Cisd2 delays cardiac ageing as revealed by reduced lipofuscin accumulation and preserved myocardial ultrastructure. (A) Lipofuscin deposits can be clearly identified in cardiac tissues by autofluorescence detected with 330–380 nm excitation light and 420 nm barrier filter of a confocal fluorescence microscope. The red color indicates lipofuscin and green color indicates myocardia. (B) There is a significant increase of lipofuscin accumulation during cardiac ageing of WT mice. Intriguingly, a high level of Cisd2 reduces lipofuscin accumulation in Cisd2TG mice, while Cisd2 deficiency significantly elevates lipofuscin accumulation in Cisd2KO mice. The areas of lipofuscin accumulation and the myocardia are measured using Fiji/ImageJ 1.52e (National Institutes of Health, Bethesda, MD, USA). Ten fields per subject are observed at 20× objective magnification, and the lipofuscin accumulation (lipofuscin deposit area/myocardial area) was calculated. * p < 0.05, ** p < 0.01, *** p < 0.001. (C,D) Transmission electron microscopy (TEM) analysis for the left ventricle of heart.
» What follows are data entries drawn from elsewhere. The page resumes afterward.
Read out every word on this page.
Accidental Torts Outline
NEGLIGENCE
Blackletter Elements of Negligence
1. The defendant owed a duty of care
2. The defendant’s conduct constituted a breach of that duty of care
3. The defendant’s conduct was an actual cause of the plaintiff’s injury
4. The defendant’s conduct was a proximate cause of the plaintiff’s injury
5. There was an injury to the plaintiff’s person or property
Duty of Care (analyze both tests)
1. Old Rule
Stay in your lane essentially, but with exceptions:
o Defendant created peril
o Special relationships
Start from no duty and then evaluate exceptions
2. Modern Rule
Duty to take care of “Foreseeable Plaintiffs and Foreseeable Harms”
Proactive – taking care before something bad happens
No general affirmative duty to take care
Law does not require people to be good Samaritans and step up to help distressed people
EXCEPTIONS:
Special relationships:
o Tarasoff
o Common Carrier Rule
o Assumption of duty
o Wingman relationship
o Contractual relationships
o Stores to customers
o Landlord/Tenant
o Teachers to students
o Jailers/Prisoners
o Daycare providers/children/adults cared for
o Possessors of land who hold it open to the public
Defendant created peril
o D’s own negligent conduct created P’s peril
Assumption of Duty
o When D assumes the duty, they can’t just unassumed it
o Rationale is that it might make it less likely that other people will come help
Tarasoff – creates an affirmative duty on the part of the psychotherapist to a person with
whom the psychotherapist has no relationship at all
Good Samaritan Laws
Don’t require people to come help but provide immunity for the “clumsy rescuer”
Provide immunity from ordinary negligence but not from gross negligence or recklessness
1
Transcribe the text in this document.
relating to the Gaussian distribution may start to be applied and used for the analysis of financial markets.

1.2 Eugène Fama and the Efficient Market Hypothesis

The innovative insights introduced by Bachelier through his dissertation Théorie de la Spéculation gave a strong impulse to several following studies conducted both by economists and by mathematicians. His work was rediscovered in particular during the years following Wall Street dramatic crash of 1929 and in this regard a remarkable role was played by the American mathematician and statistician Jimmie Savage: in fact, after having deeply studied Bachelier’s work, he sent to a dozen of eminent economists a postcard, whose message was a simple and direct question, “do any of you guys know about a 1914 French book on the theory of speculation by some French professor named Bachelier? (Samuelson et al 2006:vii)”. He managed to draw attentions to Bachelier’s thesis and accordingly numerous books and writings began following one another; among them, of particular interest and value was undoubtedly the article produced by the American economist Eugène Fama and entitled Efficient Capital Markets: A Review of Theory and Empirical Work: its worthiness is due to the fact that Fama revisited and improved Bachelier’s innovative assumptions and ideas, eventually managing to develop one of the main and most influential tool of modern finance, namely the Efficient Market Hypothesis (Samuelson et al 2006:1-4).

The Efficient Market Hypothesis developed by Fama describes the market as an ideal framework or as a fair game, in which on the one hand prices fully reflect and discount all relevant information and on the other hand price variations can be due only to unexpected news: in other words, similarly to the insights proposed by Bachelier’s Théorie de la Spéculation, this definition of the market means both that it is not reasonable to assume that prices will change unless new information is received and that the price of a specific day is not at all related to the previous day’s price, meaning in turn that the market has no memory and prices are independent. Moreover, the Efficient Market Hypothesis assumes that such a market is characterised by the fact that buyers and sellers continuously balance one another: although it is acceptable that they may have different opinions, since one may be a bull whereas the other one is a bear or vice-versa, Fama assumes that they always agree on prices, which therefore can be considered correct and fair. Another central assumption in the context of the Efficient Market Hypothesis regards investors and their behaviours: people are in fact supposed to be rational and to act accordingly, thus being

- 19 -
In 24-mo WT mice (C), age-associated mitochondria degeneration, lipofuscin accumulation, and necrotic debris of degenerative myofibril and organelles are detectable and easily identified. (D) In 24-mo Cisd2TG mice, relatively normal ultrastructures, namely intact mitochondria, ER, and cardiac myofibrils, are found. (C′) (D′) Schematic presentation for ultrastructure of left ventricle shown in (C) and (D), respectively. MD: mitochondrial degeneration, Lf: lipofuscin, ND: necrotic debris of degenerative myofibril and organelles, G: Golgi apparatus, M: mitochondria, Cm: cardiac myofibril, ER: endoplasmic reticulum, N: nucleus.